Gaussian distributions enable extreme quantization
Ramanujan connectivity provides optimal information flow
Eligibility traces bridge temporal gaps
Homeostasis maintains stability without explicit normalization
Everything mapping to efficient GPU operations

The result is a system that learns like a brain but computes like a modern neural network — the best of both worlds.

Scaling to extreme networks

PRAXIS’s design truly shines at massive scale. While traditional approaches hit memory walls with N^2 connectivity, PRAXIS needs only N^1.5 connections - the difference between impossible and practical for billion-neuron networks.

The numbers are compelling: A billion-neuron PRAXIS network requires approximately 32TB with int8 weights (10^9 neurons × √(10^9) connections × 1 byte ≈ 32TB), fitting on a single modern GPU cluster. A traditional fully connected approach would need 1000x more memory.

Three key scaling advantages exist for PRAXIS:

Ramanujan connectivity computed on the fly (zero storage)
Gaussian distributions enable safe int8 quantization at any scale
Perfect GPU parallelism with synchronous updates

The main scaling challenge: global synchrony. Updating billions of neurons per tick pushes memory bandwidth limits. Future work might explore hierarchical time scales or sparse temporal updates.

If the theoretical promise holds, PRAXIS could be the first practical path to human-brain-scale networks on existing hardware - no exotic neuromorphic chips required.

Neuromorphic computing, but NOW

PRAXIS represents a fundamental rethinking of neuromorphic computing by bridging the gap between digital organoids and practical deployment.

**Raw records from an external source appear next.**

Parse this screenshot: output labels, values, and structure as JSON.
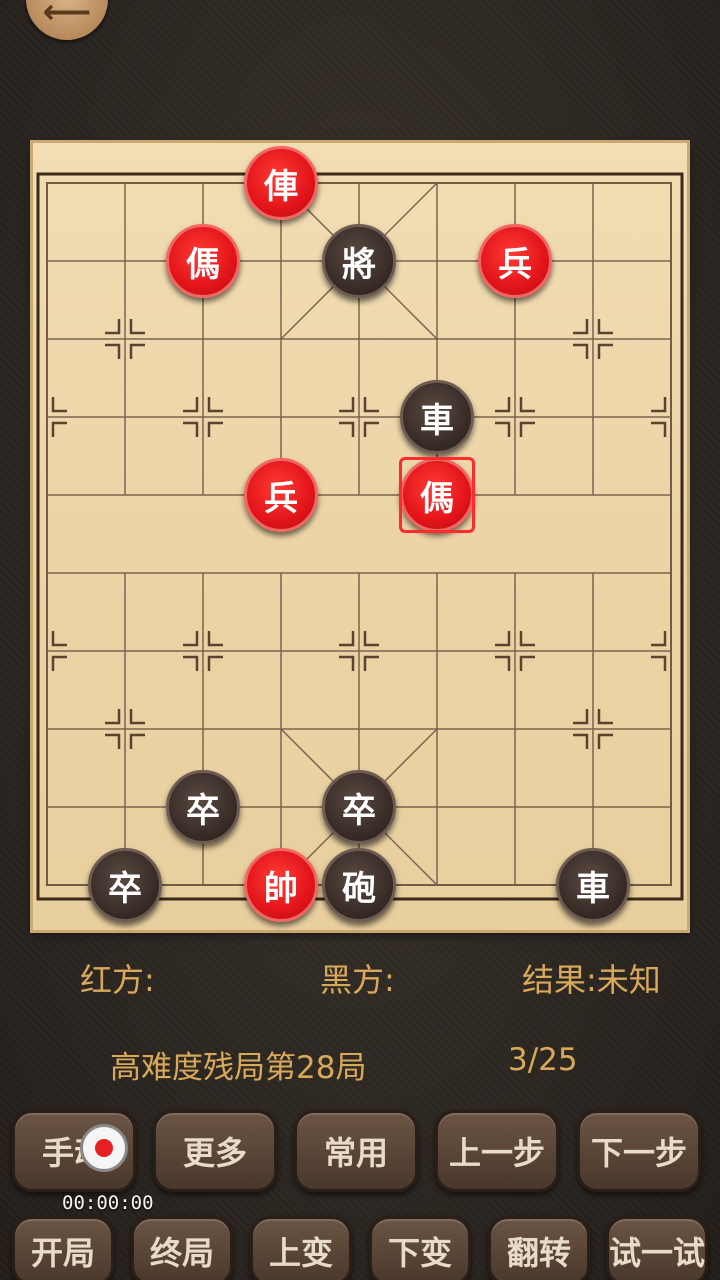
{
  "info": {
    "red_label": "红方:",
    "black_label": "黑方:",
    "result_label": "结果:未知"
  },
  "level": {
    "title": "高难度残局第28局",
    "progress": "3/25"
  },
  "record": {
    "time": "00:00:00"
  },
  "buttons_row1": [
    "手动",
    "更多",
    "常用",
    "上一步",
    "下一步"
  ],
  "buttons_row2": [
    "开局",
    "终局",
    "上变",
    "下变",
    "翻转",
    "试一试"
  ],
  "pieces": [
    {
      "char": "俥",
      "side": "red",
      "col": 3,
      "row": 0
    },
    {
      "char": "傌",
      "side": "red",
      "col": 2,
      "row": 1
    },
    {
      "char": "將",
      "side": "black",
      "col": 4,
      "row": 1
    },
    {
      "char": "兵",
      "side": "red",
      "col": 6,
      "row": 1
    },
    {
      "char": "車",
      "side": "black",
      "col": 5,
      "row": 3
    },
    {
      "char": "兵",
      "side": "red",
      "col": 3,
      "row": 4
    },
    {
      "char": "傌",
      "side": "red",
      "col": 5,
      "row": 4,
      "selected": true
    },
    {
      "char": "卒",
      "side": "black",
      "col": 2,
      "row": 8
    },
    {
      "char": "卒",
      "side": "black",
      "col": 4,
      "row": 8
    },
    {
      "char": "卒",
      "side": "black",
      "col": 1,
      "row": 9
    },
    {
      "char": "帥",
      "side": "red",
      "col": 3,
      "row": 9
    },
    {
      "char": "砲",
      "side": "black",
      "col": 4,
      "row": 9
    },
    {
      "char": "車",
      "side": "black",
      "col": 7,
      "row": 9
    }
  ]
}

Where the organoid paradigm promises brain-like learning, PRAXIS delivers it on modern GPUs at scale. As a digital organoid, PRAXIS captures the self-organizing, adaptive properties of biological neural networks while being engineered for silicon substrates.

PRAXIS dissolves the false choice between biological realism and computational efficiency: we don’t need biological fidelity to capture biological learning dynamics. It achieves what traditional approaches cannot:

10-100x efficiency gains through Gaussian distributions and sparse Ramanujan connectivity
Native GPU acceleration via synchronous execution and dense matrix operations
Stable, scalable learning through additive dynamics and mathematical homeostasis
Practical deployment using standard deep learning infrastructure

This isn’t just another neural network architecture — it’s proof that brain-inspired computing can be both biologically meaningful and computationally practical. As we push toward more capable AI, PRAXIS shows that the path forward isn’t choosing between brains or machines, but building systems that learn like one while computing like the other.

With PRAXIS, new possibilities are opened in the field of AI:

Continual learning without catastrophic forgetting
Real-time adaptation to changing environments
Unified learning across supervised, reinforcement, and self-supervised signals
Scalability to billions of neurons on existing hardware

The digital organoid revolution doesn’t require waiting for neuromorphic hardware. It’s here, it’s practical, and it runs on the GPUs you already have. The future of neuromorphic computing isn’t in perfect neural simulation. It’s in pragmatic systems that capture what matters while exploiting every advantage our digital substrate provides. PRAXIS lights the way forward.